If the isolation level of a transaction is downgraded to Read Committed (RC), gap locks automatically fail.

As shown in figure 1 :(1,4), (4,7), (7,11), (11, ∞) are the positions to be locked by the gap lock.

For example:

SELECT * FROM table WHERE id = 8 FOR UPDATE; SELECT * FROM table WHERE id BETWEN 2 AND 5 FOR UPDATE; ---- at this point, (1,4) and (4,7) will be lockedCopy the code

Record locks

Record lock, which blocks index records and acts on unique indexes, as shown in the following figure:

select * from t where id=4 for update; It locks the index record with id=4 to prevent other transactions from inserting, updating, or deleting the row with ID =1. Select * from t where id=4; SnapShot Read is not locked and does not affect other transactions on the data.Copy the code

Key in the lock

A nonunique key lock is a combination of a record lock and a gap lock, as shown below:

Its blocking range includes both the index record and the interval before the index, namely (negative infinity,1], (2,4], (5,7], (8,11], (12, infinity].

Execute in transaction A:

UPDATE table SET name = 'javaHuang' WHERE age = 4; SELECT * FROM table WHERE age = 4 FOR UPDATE; Both statements lock the ranges (2,4], (4,7). That is, InnoDB acquires a temporary key lock for the row and a gap lock for the next interval of the row.Copy the code

In order to solve the illusion problem innoDB in RR isolation level, temporary key lock is introduced.

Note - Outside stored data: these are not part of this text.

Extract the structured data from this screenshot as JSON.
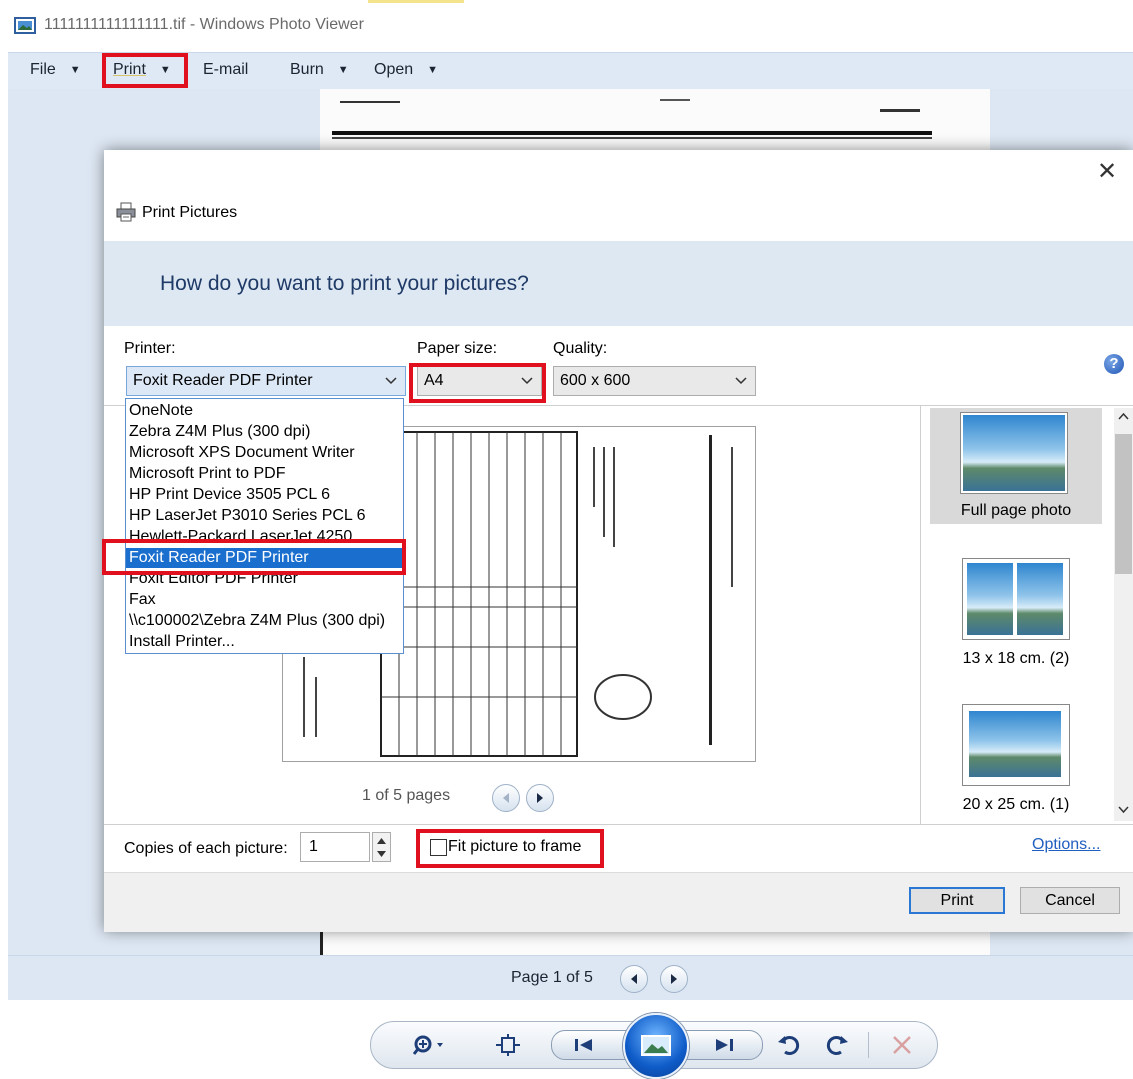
{
  "window": {
    "title": "1111111111111111.tif - Windows Photo Viewer"
  },
  "menu": {
    "file": "File",
    "print": "Print",
    "email": "E-mail",
    "burn": "Burn",
    "open": "Open"
  },
  "status": {
    "page_label": "Page 1 of 5"
  },
  "dialog": {
    "title": "Print Pictures",
    "question": "How do you want to print your pictures?",
    "printer_label": "Printer:",
    "paper_label": "Paper size:",
    "quality_label": "Quality:",
    "printer_value": "Foxit Reader PDF Printer",
    "paper_value": "A4",
    "quality_value": "600 x 600",
    "printers": [
      "OneNote",
      "Zebra Z4M Plus (300 dpi)",
      "Microsoft XPS Document Writer",
      "Microsoft Print to PDF",
      "HP Print Device 3505 PCL 6",
      "HP LaserJet P3010 Series PCL 6",
      "Hewlett-Packard LaserJet 4250",
      "Foxit Reader PDF Printer",
      "Foxit Editor PDF Printer",
      "Fax",
      "\\\\c100002\\Zebra Z4M Plus (300 dpi)",
      "Install Printer..."
    ],
    "pages_label": "1 of 5 pages",
    "layouts": [
      "Full page photo",
      "13 x 18 cm. (2)",
      "20 x 25 cm. (1)"
    ],
    "copies_label": "Copies of each picture:",
    "copies_value": "1",
    "fit_label": "Fit picture to frame",
    "fit_checked": false,
    "options_link": "Options...",
    "print_button": "Print",
    "cancel_button": "Cancel",
    "help_glyph": "?"
  },
  "colors": {
    "highlight": "#e0101e",
    "selection": "#1a6fce",
    "menubar": "#dfe9f5",
    "dialog_header": "#dde8f3"
  },
  "icons": {
    "close": "close-icon",
    "printer": "printer-icon",
    "help": "help-icon",
    "zoom": "zoom-icon",
    "fit": "actual-size-icon",
    "prev": "previous-icon",
    "slideshow": "slideshow-icon",
    "next": "next-icon",
    "rotate_ccw": "rotate-counterclockwise-icon",
    "rotate_cw": "rotate-clockwise-icon",
    "delete": "delete-icon"
  }
}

If the isolation level of the transaction is downgraded to RC, the temporary key lock will also fail.

A deadlock

A deadlock is a situation in which two or more transactions are waiting for each other during execution because they compete for lock resources

This is the normal scenario for deadlocks.

So how do you solve deadlocks?

1. Wait until the transaction times out and roll back the transaction.

2. Perform deadlock checking to proactively roll back a transaction so that another transaction can continue.

Here is a way to resolve the deadlock state:

SELECT * FROM INFORMATION_SCHEMA.INNODB_TRX; View the transactions being lockedCopy the code

Kill trx_mysql_thread_id; -- (trx_mysql_thread_ID)Copy the code

Deadlocks are a very complicated topic, so I’ll just cut it short here, and I’ll write a follow-up article on deadlocks.

conclusion

Through this article, I have roughly understood the functions, functions, implementation and solutions of most of the mysql locks. I want to be a Java development engineer, knowing this level should be enough. After all, we are not DBAs, otherwise it would not be good to know too much and rob the DBA’s job.